Rhona Epstein, author of Food Triggers and a recovered food addict with a doctorate in clinical psychology, is equally blunt. “Even people who say they get it, don’t,” she says. “Some programs will say they support abstinence but they don’t understand the severity of the impact of one bite or one cookie.”

So unless all you care about is making money, you should avoid options which discourage abstinence from particular foods and promise that flour, sugar, will eventually be permissible. You will often find such claims made from food addiction coaches, nutritionists, dieticians and personal trainers.

#2. Go for a master’s degree in a relevant field, e.g. psychology, social work or mental health and then specialize in food addiction. This will be critical should you ever want to be employed in the field. Most treatment centers for food addicts, including Shades of Hope in Buffalo Gap, Texas, Turning Point of Tampa in Florida and Renascent in Toronto, Canada, look for this credential in all of their job applicants.

“We require a degree or a certification [in mental health],” says Carrie Willey, clinical director at Shades of Hope. Robin Piper, who holds a similar position at Turning Point, agrees. “The first thing that we would require is a masters degree in counseling,” she says. Piper adds an important dimension, however, that should also be on your radar screen, “We look for experience in the modality that we use, which is 12-step and abstinence-based.”

#3. Get as much hands-on experience as you can with recovering food addicts. Line up an internship at one of the few treatment centers that still exist, or, at minimum, attend a variety of food-related, 12-step fellowships. (There are at least nine of these and I explain them individually at this link on my website.)

Phil Werdell, probably the most active professional in the food addiction field and my co-author for Food Junkies, worked in the early 1990s at one of the first treatment centers for food addiction, the now-defunct Glenbeigh Psychiatric Hospital in Tampa, Florida. Although his academic background is in education, he knows food addiction from the inside out and has been sugar- and flour-free himself for nearly three decades.

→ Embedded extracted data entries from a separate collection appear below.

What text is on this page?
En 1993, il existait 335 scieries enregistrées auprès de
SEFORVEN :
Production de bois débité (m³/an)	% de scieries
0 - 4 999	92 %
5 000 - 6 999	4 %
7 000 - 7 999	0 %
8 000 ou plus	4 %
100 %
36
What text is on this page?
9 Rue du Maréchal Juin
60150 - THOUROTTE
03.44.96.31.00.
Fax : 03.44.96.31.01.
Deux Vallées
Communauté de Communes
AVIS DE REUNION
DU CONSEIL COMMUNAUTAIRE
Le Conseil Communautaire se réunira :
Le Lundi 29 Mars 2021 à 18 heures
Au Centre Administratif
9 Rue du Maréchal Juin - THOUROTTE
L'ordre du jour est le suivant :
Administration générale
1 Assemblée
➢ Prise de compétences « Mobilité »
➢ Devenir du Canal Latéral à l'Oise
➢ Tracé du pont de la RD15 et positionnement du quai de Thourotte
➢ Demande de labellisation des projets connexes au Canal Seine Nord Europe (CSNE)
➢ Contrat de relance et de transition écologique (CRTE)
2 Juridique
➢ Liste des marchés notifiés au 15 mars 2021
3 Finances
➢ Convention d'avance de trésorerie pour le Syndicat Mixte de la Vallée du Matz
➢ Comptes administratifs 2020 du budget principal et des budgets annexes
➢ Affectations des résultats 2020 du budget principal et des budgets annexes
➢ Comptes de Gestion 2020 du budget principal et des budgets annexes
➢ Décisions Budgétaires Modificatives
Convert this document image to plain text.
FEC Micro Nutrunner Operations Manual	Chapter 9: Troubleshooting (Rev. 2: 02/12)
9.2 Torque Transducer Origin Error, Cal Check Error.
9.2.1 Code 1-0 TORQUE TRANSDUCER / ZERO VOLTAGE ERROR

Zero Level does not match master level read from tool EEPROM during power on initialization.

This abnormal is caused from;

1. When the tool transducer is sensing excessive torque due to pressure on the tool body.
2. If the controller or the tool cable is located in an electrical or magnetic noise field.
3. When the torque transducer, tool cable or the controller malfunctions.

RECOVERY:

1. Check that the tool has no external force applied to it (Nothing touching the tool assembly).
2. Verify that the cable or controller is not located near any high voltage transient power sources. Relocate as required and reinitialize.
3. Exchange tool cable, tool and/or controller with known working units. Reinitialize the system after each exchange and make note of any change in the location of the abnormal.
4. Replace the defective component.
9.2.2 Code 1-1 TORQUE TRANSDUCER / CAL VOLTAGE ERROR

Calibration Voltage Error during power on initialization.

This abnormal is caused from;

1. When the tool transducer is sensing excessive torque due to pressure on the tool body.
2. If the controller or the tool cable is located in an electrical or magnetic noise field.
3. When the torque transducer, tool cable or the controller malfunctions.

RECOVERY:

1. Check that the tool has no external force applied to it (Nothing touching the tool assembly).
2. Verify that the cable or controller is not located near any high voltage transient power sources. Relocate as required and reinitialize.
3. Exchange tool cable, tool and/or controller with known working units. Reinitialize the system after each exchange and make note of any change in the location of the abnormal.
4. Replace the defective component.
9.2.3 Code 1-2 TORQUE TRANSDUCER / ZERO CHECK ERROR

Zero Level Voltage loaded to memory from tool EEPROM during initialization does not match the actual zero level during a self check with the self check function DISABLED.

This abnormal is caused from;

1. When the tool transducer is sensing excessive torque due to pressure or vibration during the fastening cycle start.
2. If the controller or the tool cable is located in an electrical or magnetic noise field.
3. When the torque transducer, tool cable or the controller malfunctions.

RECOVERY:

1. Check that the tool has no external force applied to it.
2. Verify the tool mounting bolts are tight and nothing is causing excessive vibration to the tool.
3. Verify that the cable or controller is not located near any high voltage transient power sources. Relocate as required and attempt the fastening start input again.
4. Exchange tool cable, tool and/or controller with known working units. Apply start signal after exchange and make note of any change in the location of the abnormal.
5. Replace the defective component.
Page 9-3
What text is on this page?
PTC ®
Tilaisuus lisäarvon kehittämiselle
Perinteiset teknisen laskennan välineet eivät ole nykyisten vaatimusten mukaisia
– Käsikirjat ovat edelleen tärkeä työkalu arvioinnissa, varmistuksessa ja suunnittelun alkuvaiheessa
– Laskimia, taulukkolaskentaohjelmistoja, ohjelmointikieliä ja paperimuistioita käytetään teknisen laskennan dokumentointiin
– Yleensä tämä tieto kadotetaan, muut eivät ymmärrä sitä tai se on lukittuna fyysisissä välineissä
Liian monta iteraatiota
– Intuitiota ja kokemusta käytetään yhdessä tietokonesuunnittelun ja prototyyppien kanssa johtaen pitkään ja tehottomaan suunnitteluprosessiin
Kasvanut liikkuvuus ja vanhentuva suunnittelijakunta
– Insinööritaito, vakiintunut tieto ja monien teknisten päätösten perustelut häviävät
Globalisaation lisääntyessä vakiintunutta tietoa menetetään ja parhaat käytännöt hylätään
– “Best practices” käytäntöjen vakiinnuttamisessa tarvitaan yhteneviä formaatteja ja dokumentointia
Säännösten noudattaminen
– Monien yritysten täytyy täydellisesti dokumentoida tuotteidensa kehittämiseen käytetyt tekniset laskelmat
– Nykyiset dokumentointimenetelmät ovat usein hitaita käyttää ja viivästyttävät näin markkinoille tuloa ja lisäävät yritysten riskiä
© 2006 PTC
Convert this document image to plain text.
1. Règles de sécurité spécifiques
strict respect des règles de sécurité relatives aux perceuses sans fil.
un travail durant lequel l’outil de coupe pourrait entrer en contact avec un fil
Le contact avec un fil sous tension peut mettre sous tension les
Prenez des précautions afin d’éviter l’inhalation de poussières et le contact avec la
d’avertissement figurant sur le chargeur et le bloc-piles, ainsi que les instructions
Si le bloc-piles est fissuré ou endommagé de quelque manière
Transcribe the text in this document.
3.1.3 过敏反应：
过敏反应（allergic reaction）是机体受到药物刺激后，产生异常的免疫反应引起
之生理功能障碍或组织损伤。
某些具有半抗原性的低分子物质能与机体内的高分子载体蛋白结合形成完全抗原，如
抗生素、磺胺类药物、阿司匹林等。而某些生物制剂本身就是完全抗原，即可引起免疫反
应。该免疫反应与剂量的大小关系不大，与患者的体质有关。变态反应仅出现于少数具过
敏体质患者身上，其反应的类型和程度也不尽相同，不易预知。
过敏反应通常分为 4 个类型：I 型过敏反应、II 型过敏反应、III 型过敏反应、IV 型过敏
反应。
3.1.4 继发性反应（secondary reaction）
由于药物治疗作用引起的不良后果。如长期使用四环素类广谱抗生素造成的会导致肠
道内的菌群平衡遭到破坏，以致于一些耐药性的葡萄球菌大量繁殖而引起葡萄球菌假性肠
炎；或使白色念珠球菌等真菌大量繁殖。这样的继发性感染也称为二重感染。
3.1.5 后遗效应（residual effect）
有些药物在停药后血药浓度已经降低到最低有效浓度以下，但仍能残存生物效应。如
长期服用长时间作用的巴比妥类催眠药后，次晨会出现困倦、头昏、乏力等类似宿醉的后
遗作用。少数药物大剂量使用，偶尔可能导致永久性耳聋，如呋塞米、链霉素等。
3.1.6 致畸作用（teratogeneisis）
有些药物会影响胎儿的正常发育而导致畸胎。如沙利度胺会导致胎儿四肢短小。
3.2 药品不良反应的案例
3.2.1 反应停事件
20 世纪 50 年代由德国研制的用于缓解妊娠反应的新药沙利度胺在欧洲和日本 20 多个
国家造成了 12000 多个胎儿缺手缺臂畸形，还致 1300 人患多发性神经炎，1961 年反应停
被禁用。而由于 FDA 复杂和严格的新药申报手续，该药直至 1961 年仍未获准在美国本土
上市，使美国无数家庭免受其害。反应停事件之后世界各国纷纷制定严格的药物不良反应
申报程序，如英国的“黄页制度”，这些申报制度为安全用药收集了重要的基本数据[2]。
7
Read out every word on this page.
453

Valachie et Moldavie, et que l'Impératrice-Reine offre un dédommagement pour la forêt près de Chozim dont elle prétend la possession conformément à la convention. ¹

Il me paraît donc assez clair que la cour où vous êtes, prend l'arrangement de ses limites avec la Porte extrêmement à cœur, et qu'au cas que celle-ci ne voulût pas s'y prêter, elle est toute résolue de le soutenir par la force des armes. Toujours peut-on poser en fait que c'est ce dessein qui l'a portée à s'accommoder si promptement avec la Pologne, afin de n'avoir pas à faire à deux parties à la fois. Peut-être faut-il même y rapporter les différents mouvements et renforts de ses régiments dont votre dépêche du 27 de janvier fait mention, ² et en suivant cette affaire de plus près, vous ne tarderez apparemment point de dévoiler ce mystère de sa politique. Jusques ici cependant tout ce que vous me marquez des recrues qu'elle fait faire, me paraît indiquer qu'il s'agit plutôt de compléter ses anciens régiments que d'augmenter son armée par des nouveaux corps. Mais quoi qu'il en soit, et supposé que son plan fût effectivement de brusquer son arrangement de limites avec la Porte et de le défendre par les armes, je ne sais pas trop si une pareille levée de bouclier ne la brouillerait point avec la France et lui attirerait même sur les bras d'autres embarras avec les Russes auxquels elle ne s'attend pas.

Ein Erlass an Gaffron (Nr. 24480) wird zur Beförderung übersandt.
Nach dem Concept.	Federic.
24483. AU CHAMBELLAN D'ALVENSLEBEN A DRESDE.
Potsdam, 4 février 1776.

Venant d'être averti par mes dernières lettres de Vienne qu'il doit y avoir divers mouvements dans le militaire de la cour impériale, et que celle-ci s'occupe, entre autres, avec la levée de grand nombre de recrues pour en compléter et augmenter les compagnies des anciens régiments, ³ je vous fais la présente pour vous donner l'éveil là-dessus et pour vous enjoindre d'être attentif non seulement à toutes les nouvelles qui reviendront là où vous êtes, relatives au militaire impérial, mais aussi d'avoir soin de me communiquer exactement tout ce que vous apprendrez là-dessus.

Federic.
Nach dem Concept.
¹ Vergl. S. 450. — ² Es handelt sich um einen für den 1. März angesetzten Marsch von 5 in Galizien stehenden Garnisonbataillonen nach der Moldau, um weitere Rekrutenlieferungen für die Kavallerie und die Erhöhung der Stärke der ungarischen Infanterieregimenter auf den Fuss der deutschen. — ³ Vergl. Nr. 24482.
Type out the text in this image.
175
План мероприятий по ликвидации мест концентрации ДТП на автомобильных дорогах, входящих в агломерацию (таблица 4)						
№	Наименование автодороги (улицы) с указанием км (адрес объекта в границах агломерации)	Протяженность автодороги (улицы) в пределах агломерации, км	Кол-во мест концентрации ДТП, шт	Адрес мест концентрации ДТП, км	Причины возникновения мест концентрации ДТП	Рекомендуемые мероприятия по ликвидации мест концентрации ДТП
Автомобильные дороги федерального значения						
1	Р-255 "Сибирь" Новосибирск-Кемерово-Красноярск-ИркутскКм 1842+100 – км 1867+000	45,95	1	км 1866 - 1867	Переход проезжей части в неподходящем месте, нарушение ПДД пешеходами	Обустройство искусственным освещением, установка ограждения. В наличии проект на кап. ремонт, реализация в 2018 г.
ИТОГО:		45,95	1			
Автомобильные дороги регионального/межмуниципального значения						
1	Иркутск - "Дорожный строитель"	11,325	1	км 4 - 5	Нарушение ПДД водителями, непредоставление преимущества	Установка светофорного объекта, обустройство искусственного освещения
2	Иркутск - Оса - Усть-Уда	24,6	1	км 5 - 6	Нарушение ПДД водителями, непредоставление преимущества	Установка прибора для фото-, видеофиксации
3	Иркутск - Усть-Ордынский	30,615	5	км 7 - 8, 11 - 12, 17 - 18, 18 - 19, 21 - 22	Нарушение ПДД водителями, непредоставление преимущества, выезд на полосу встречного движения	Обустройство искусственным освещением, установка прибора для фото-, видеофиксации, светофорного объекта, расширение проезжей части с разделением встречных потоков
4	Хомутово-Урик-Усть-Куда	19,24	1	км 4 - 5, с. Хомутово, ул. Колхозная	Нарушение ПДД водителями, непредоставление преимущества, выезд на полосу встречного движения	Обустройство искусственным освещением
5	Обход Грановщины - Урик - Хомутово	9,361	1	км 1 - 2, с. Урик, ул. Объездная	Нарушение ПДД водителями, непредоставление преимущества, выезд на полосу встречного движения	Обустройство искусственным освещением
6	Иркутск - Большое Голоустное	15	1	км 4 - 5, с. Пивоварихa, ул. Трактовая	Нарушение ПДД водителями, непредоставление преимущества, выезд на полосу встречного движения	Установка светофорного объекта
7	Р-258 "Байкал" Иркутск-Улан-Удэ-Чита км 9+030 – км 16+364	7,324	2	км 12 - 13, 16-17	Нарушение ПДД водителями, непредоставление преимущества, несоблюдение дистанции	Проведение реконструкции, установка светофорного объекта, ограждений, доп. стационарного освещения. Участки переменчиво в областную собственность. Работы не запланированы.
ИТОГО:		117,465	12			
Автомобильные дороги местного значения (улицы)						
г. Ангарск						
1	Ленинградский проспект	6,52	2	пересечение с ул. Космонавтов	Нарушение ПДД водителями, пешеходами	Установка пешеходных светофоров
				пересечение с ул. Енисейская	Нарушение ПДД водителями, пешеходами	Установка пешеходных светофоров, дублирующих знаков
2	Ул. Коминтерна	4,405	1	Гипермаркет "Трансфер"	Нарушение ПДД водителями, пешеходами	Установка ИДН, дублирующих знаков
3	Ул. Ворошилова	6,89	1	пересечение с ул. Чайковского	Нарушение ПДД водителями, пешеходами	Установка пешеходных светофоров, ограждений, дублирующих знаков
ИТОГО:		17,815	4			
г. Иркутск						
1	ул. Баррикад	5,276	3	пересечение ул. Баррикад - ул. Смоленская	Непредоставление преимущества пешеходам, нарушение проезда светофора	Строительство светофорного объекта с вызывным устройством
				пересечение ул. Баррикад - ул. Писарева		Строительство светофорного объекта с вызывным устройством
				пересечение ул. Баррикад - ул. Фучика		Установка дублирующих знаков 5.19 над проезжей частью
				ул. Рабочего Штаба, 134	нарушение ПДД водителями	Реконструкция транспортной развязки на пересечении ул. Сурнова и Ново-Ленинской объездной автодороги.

“In the early days at Glenbeigh,” Werdell says, “staff — even non-food addicts — had to have two years of back-to-back abstinence.” His Iceland protégé and colleague, Esther Helga Gudmundsdottir, puts it this way: “The best food addiction counselors will most likely be recovering food addicts just as sober alcoholics turn out to be the best counselors for alcoholics.”

After Glenbeigh closed its doors, Werdell founded ACORN Food Dependency Recovery Services and he now offers a three-year professional training program for would-be food addiction counselors. More about that later.